TREMA-UNH / trec-car-tools

Tools for working with the TREC CAR dataset.
http://trec-car.cs.unh.edu/
BSD 3-Clause "New" or "Revised" License
36 stars 14 forks source link

about data release v1.4 #6

Open dilekc opened 7 years ago

dilekc commented 7 years ago

The paragraph 83423c198b6099edba08f185f940042d5dba3b79 is annotated as relevant to more than one section_ids although the following statement occurs in the track web page:

*.cbor.hierarchical.qrels: every paragraph is relevant only for its leaf most specific section (example: PageName/Heading1/Heading1.1 - but not PageName/Heading1!)
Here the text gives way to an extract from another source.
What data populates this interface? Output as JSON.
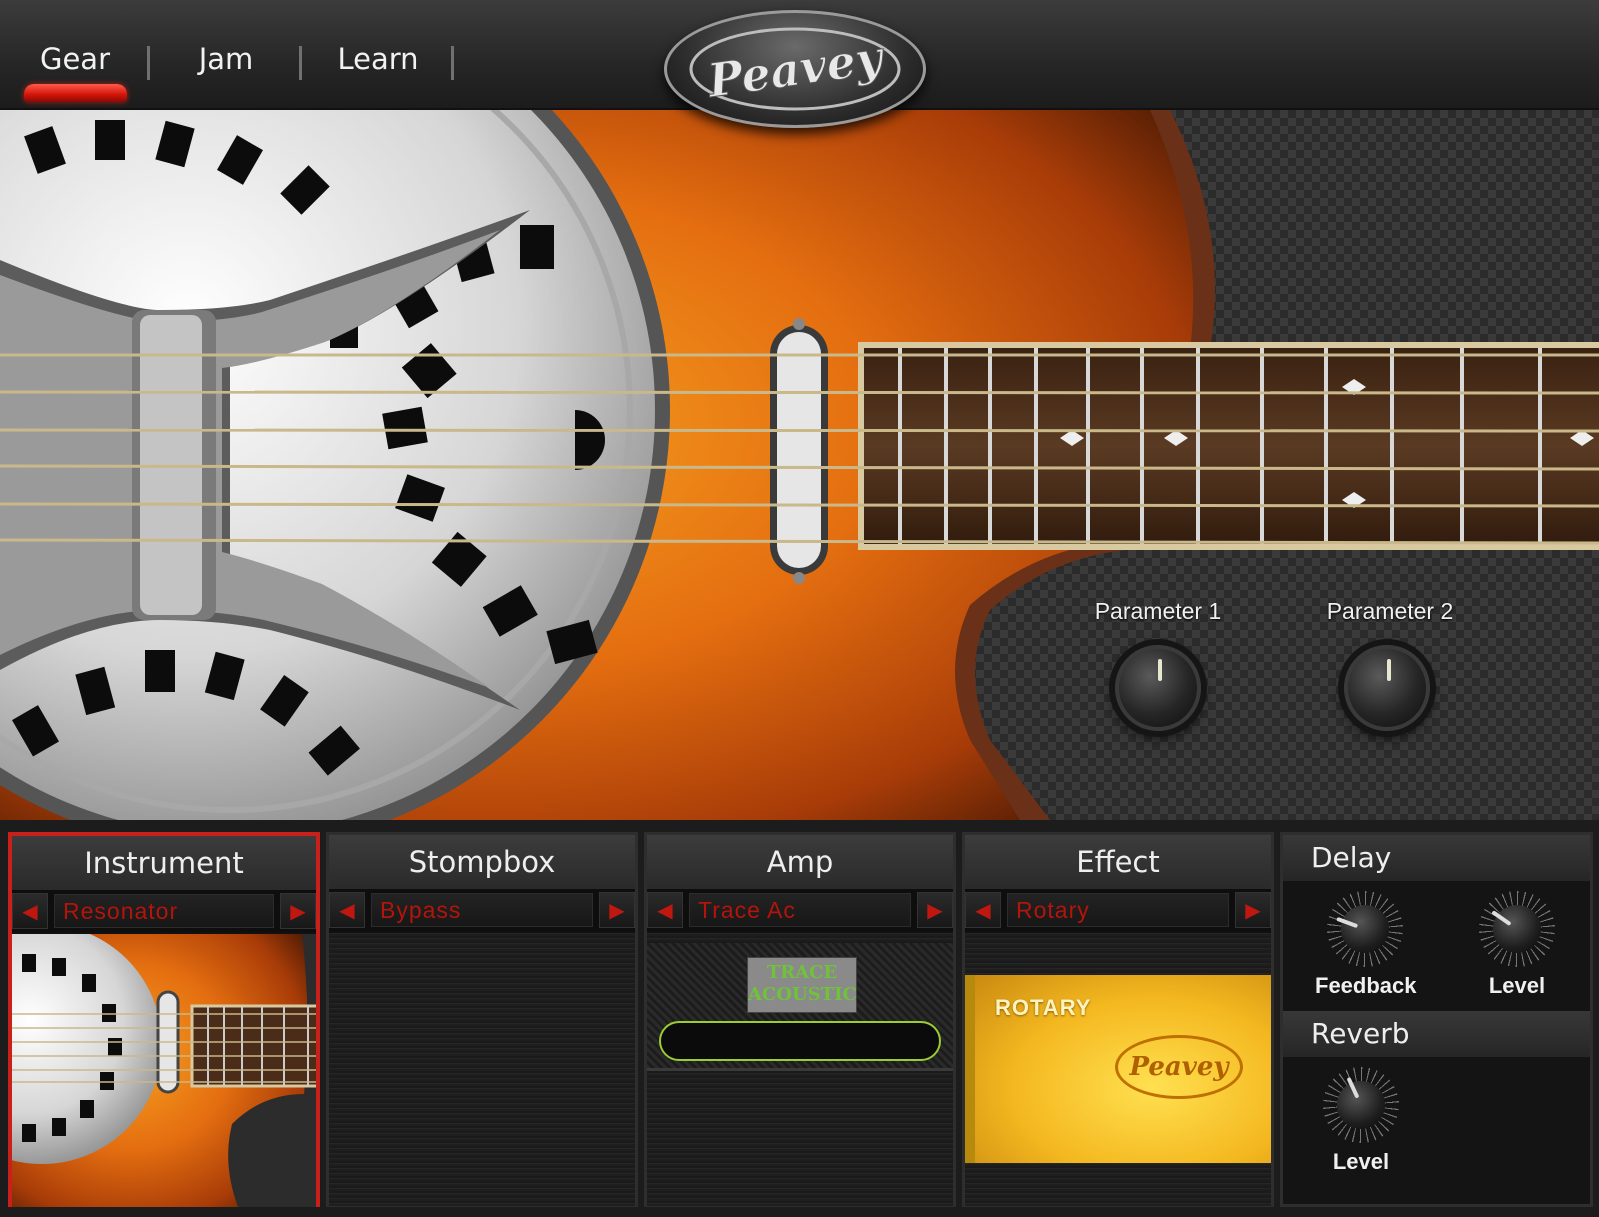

cat release-v1.4/fold1.train.cbor.hierarchical.qrels | grep 83423c198b6099edba08f185f940042d5dba3b79

yields the following output

Joint%20University%20Programmes%20Admissions%20System/Difficulty 0 83423c198b6099edba08f185f940042d5dba3b79 1
Kawasaki%20Ki-100/Production 0 83423c198b6099edba08f185f940042d5dba3b79 1
Kawasaki%20Ki-61/Production 0 83423c198b6099edba08f185f940042d5dba3b79 1
Sports%20in%20San%20Antonio/NCAA%20college%20basketball 0 83423c198b6099edba08f185f940042d5dba3b79 1
Variational%20Bayesian%20methods/A%20more%20complex%20example 0 83423c198b6099edba08f185f940042d5dba3b79 1
bgamari commented 7 years ago

Has this been resolved?

laura-dietz commented 7 years ago

Here was my response (by email). Here for everyone else also:

Thanks so much for raising the flag. I think in this case it is not a bug, but due to some idiosyncrasies of the data:

All paragraphs that contain exactly the same (textual) content share the same id (i.e., they are indistinguishable)

This happens quite a bit, especially for short paragraphs such as "We use the example below."

You may want to look at the contents for "83423c198b6099edba08f185f940042d5dba3b79" see if this is the case here also.

Please do let me know if you see something suspicious.